Le culte de Jeanne d’Arc
Une injustice à réparer
L’Intransigeant — 29 juin 1924
Le culte de Jeanne d’Arc étant institué chez nous — et à cela rien à re dire, sous quelque bannière qu’on se range je m’étonne seulement de l’injustice singulière que manifeste la Ville de Paris à l’égard de notre héroïne nationale. Elle a, il est vrai, sa statue, place des Pyramides, et cette statue de Frémiet, quoi qu’on en ait dit, n’est pas à dédaigner... Mais tandis que des hommes politiques de quartier, des célébrités d’un jour, des gloires au décrochez-moi ça, n’attendent pas dix ans le boulevard ou l’avenue qu’ils baptisent, à la complaisance du Conseil municipal, Jeanne d’Arc l’immortelle ne donne encore aujourd’hui son nom dans le quartier de la Gare, qu’à une rue et à une cité dont le moins qu’on puisse dire est qu’elles comptent parmi les plus déshéritées.

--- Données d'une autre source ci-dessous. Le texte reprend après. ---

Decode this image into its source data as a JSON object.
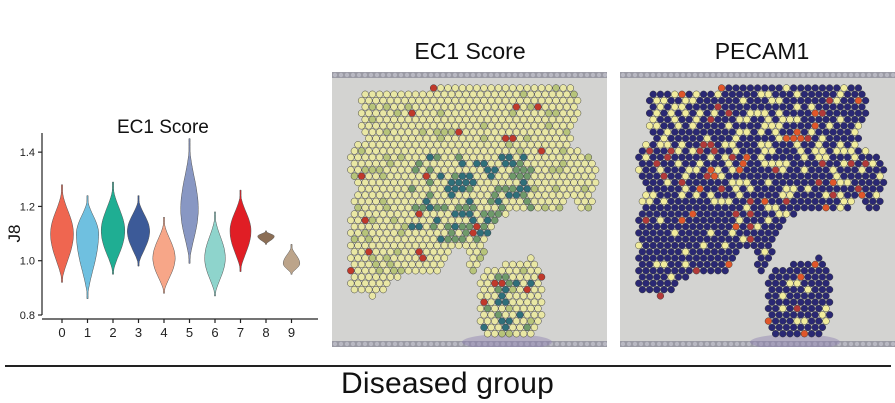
{
  "violin_panel": {
    "title": "EC1 Score",
    "ylabel": "J8"
  },
  "spatial_panels": [
    {
      "title": "EC1 Score"
    },
    {
      "title": "PECAM1"
    }
  ],
  "group_label": "Diseased group",
  "chart_data": [
    {
      "type": "violin",
      "title": "EC1 Score",
      "xlabel": "",
      "ylabel": "J8",
      "ylim": [
        0.8,
        1.5
      ],
      "yticks": [
        0.8,
        1.0,
        1.2,
        1.4
      ],
      "categories": [
        "0",
        "1",
        "2",
        "3",
        "4",
        "5",
        "6",
        "7",
        "8",
        "9"
      ],
      "colors": [
        "#ef6650",
        "#6fc0e0",
        "#1fae93",
        "#3c5a98",
        "#f7a688",
        "#8897c3",
        "#8ed4cc",
        "#e01e25",
        "#8b6e55",
        "#bca48a"
      ],
      "distributions": [
        {
          "category": "0",
          "min": 0.92,
          "max": 1.28,
          "median": 1.1,
          "width": 0.72
        },
        {
          "category": "1",
          "min": 0.86,
          "max": 1.24,
          "median": 1.1,
          "width": 0.7
        },
        {
          "category": "2",
          "min": 0.95,
          "max": 1.29,
          "median": 1.11,
          "width": 0.74
        },
        {
          "category": "3",
          "min": 0.98,
          "max": 1.24,
          "median": 1.11,
          "width": 0.7
        },
        {
          "category": "4",
          "min": 0.88,
          "max": 1.16,
          "median": 1.01,
          "width": 0.7
        },
        {
          "category": "5",
          "min": 0.99,
          "max": 1.45,
          "median": 1.19,
          "width": 0.55
        },
        {
          "category": "6",
          "min": 0.87,
          "max": 1.18,
          "median": 1.01,
          "width": 0.65
        },
        {
          "category": "7",
          "min": 0.96,
          "max": 1.26,
          "median": 1.11,
          "width": 0.66
        },
        {
          "category": "8",
          "min": 1.06,
          "max": 1.11,
          "median": 1.09,
          "width": 0.52
        },
        {
          "category": "9",
          "min": 0.95,
          "max": 1.06,
          "median": 0.99,
          "width": 0.52
        }
      ]
    }
  ]
}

Ah ! cela lui fait une belle jambe, à la bonne Lorraine, d’être environnée, dans son îlot de misère — et depuis soixante ans, pas davantage — des rues Lahire, Xaintrailles et de Domrémy. Ses braves compagnons d’armes ne sont pas, en effet, mieux partagés qu’elle et le lieu de sa naissance est rappelé par une plaque au coin d’une rue qui n’est point un cadeau à faire à un enfant — même sublime.
Car c’est ainsi : avant 1863, sous l’Empire, aucune voie parisienne ne portait le nom de Jeanne d’Arc ! Et lorsqu’on répara cet oubli, ce fut, je le répète, pour plaquer, c’est le mot, l’illustration française la plus haute et la plus pure... au seuil de la Cour des Miracles !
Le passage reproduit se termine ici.